Um pouco depois, coisa de criança, ficava lendo as embalagens que diziam isso: "pó para gelatina sabor morango"; "contém aromatizante sintético idêntico ao natural"; ingredientes - açúcar, gelatina sal, ... aromatizante, edulcorantes artificiais aspartame, etc.". Não havia morango. Mas havia cheiro de morango. Eu dizia que tinha sabor de morango, como constava na embalagem. E é este o assunto sobre o qual pretendo discutir.A nossa boca e o nosso nariz são os grandes órgãos do gosto. É neles (e através dos olhos também - sem esquecer o tato) que sentimos as características que nos fazem diferenciar um alimento de outro. É pela ação deles que podemos dizer se algo tem gosto, e identificá-lo. Na embalagem da gelatina, contudo, era enorme o dizer: sabor MORANGO. Menor um pouco, ou muito menor, e bem no canto, escondido: aromatizante artificial morango. Pois é sabor ou é aroma? Seria a mesma coisa? Adianto que não (aliás, hoje não há mais o "sabor morango", mas " gelatina Morango"), e explico: aroma é cheiro, perfume, ainda que se perceba tanto no nariz quanto na boca; sabor é doce, ácido, amargo, salgado, umami, alcaçuz, etc. Os aromas são conferidos por moléculas ditas aromáticas, que, em contato com receptores no nariz e na boca, permitem ao nosso cérebro associá-las a algo. Estes receptores são mais numerosos no nariz, o que nos permite identificar alimentos estragados sem introduzí-los no nosso organismo. Por isso, quando estamos resfriados sentimos menos "gosto". Há substâncias que possuem sabor, mas não aroma, como no caso do Cloreto de sódio (NaCl), o sal de cozinha. Há outras que possuem muito aroma, mas pouco sabor, como o açafrão.

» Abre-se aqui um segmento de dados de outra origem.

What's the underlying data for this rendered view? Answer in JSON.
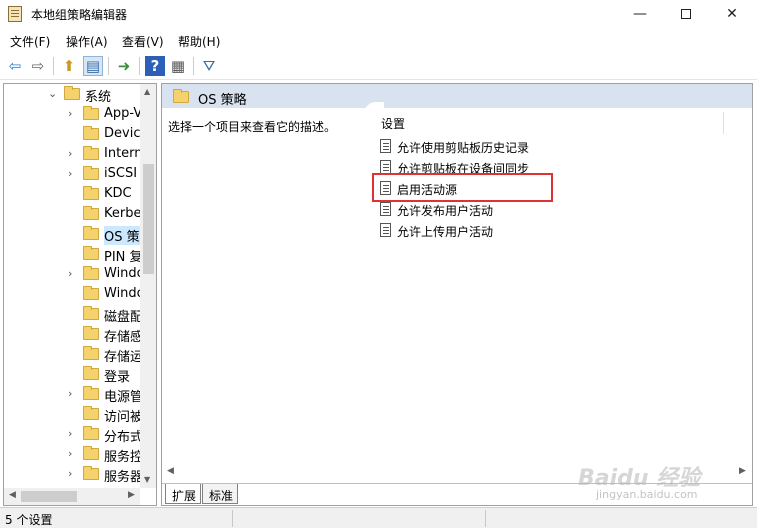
{
  "window": {
    "title": "本地组策略编辑器",
    "min": "—",
    "close": "✕"
  },
  "menu": [
    "文件(F)",
    "操作(A)",
    "查看(V)",
    "帮助(H)"
  ],
  "toolbar": {
    "back": "⇦",
    "forward": "⇨",
    "up": "⬆",
    "show_tree": "▤",
    "export": "➜",
    "help": "?",
    "properties": "▦",
    "filter": "⛛"
  },
  "tree": {
    "parent": {
      "label": "系统",
      "arrow": "⌄"
    },
    "items": [
      {
        "label": "App-V",
        "arrow": "›"
      },
      {
        "label": "Device",
        "arrow": ""
      },
      {
        "label": "Interne",
        "arrow": "›"
      },
      {
        "label": "iSCSI",
        "arrow": "›"
      },
      {
        "label": "KDC",
        "arrow": ""
      },
      {
        "label": "Kerbe",
        "arrow": ""
      },
      {
        "label": "OS 策",
        "arrow": ""
      },
      {
        "label": "PIN 复",
        "arrow": ""
      },
      {
        "label": "Windo",
        "arrow": "›"
      },
      {
        "label": "Windo",
        "arrow": ""
      },
      {
        "label": "磁盘配",
        "arrow": ""
      },
      {
        "label": "存储感",
        "arrow": ""
      },
      {
        "label": "存储运",
        "arrow": ""
      },
      {
        "label": "登录",
        "arrow": ""
      },
      {
        "label": "电源管",
        "arrow": "›"
      },
      {
        "label": "访问被",
        "arrow": ""
      },
      {
        "label": "分布式",
        "arrow": "›"
      },
      {
        "label": "服务控",
        "arrow": "›"
      },
      {
        "label": "服务器",
        "arrow": "›"
      }
    ],
    "scroll_up": "▲",
    "scroll_down": "▼",
    "scroll_left": "◀",
    "scroll_right": "▶"
  },
  "details": {
    "header": "OS 策略",
    "description": "选择一个项目来查看它的描述。",
    "column": "设置",
    "settings": [
      "允许使用剪贴板历史记录",
      "允许剪贴板在设备间同步",
      "启用活动源",
      "允许发布用户活动",
      "允许上传用户活动"
    ],
    "scroll_left": "◀",
    "scroll_right": "▶"
  },
  "tabs": [
    "扩展",
    "标准"
  ],
  "status": {
    "text": "5 个设置"
  },
  "watermark": {
    "text": "Baidu 经验",
    "sub": "jingyan.baidu.com"
  },
  "colors": {
    "highlight": "#e03232",
    "header_bg": "#d9e2ef",
    "selection": "#cce8ff"
  }
}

Estamos acostumados, quando bebemos cervejas de trigo, a dizer que elas apresentam aroma de banana. Sim, ambos tem ésteres comuns, o que nos faz pensar em tal associação. Agora, experimente perguntar a um bávaro que costuma beber Weissbier todos os dias no seu desjejum e que nunca comeu uma banana sequer se quando ele o faz, sente aroma da fruta. Ele dirá categoricamente que não tem tal aroma.
Esta foto é meramente ilustrativa, mas não quer dizer que ele nunca tenha bebido uma Weiss! |
Depois, faça-o comer uma banana. Ele dirá que tem aroma de cerveja de trigo. E ele não estará errado! Como dito acima, a nossa capacidade de identificar os aromas nos permite fazer associações, mas os aromas são portados por moléculas as quais podem estar presentes (ou serem desenvolvidas) em "alimentos" diversos e tal associação é feita a partir da nossa "memória gustativa". Da mesma maneira, é possível dizer que uma weissbier tem aroma de cravo, de pão, etc.

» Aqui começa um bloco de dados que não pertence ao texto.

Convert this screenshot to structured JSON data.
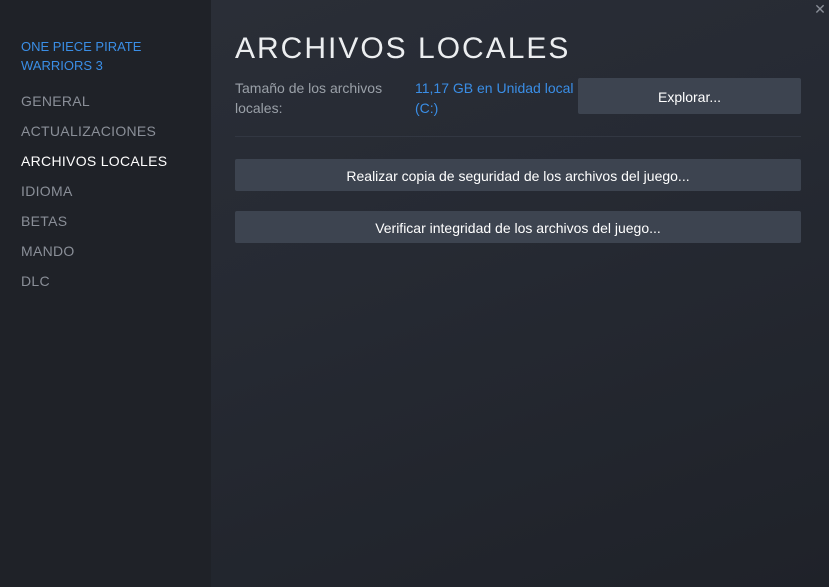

Na nossa língua, existem milhares de receptores, ditos papilas gustativas. Elas identificam os sabores ligando-se a substâncias determinadas, as quais atrelam-se a tais sabores, como no caso do sal, que tem como composto básico o cloreto de sódio. Açúcares como a frutose, a sacarose e a maltose são mais ou menos doces, mas são sempre doces. Já o sabor ácido está relacionado, com o perdão da redundância, aos ácidos, como por exemplo o ácido cítrico, presente no limão, na laranja, o ácido acético, presente no vinagre, etc. No início do texto, porém, quando falava da gelatina, disse que na embalagem constava o seguinte: "edulcorantes artificiais aspartame". Ora, aspartame é, na verdade, Ácido Aspartâmico, logo, com o perdão da redundância, um ácido. Entretanto, é doce!
Faz pouco tempo, uns 100 anos, no Japão, foi identificado que o sabor do glutamato (um aminoácido - ácido glutâmico) não era salgado, nem doce, nem amargo, nem ácido. O sabor do glutamato foi chamado de UMAMI, que em japonês significa "saboroso". Em estudos posteriores, descobriu-se que o umami, na verdade, se associava também, e mais fortemente, com os outros sabores, ou seja: na presença de umami, uma sopa com pouco sal era mais prazerosa que uma sopa com pouco sal sem umami. Isto porque, em alguns dos receptores para o umami, este age como um facilitador para a percepção de outros sabores, e assim, potencializa-os. Estes receptores, assim como todos os outros estão distribuídos por TODA a língua, e não em áreas específicas como costuma-se dizer. Há que se considerar, todavia, que as concentrações desses receptores podem ser variáveis. Sendo assim, de fato, na ponta da língua sentimos mais facilmente o sabor doce, nas laterais anteriores, o salgado, nas posteriores, o ácido, e no centro, o amargo, como mostra a figura.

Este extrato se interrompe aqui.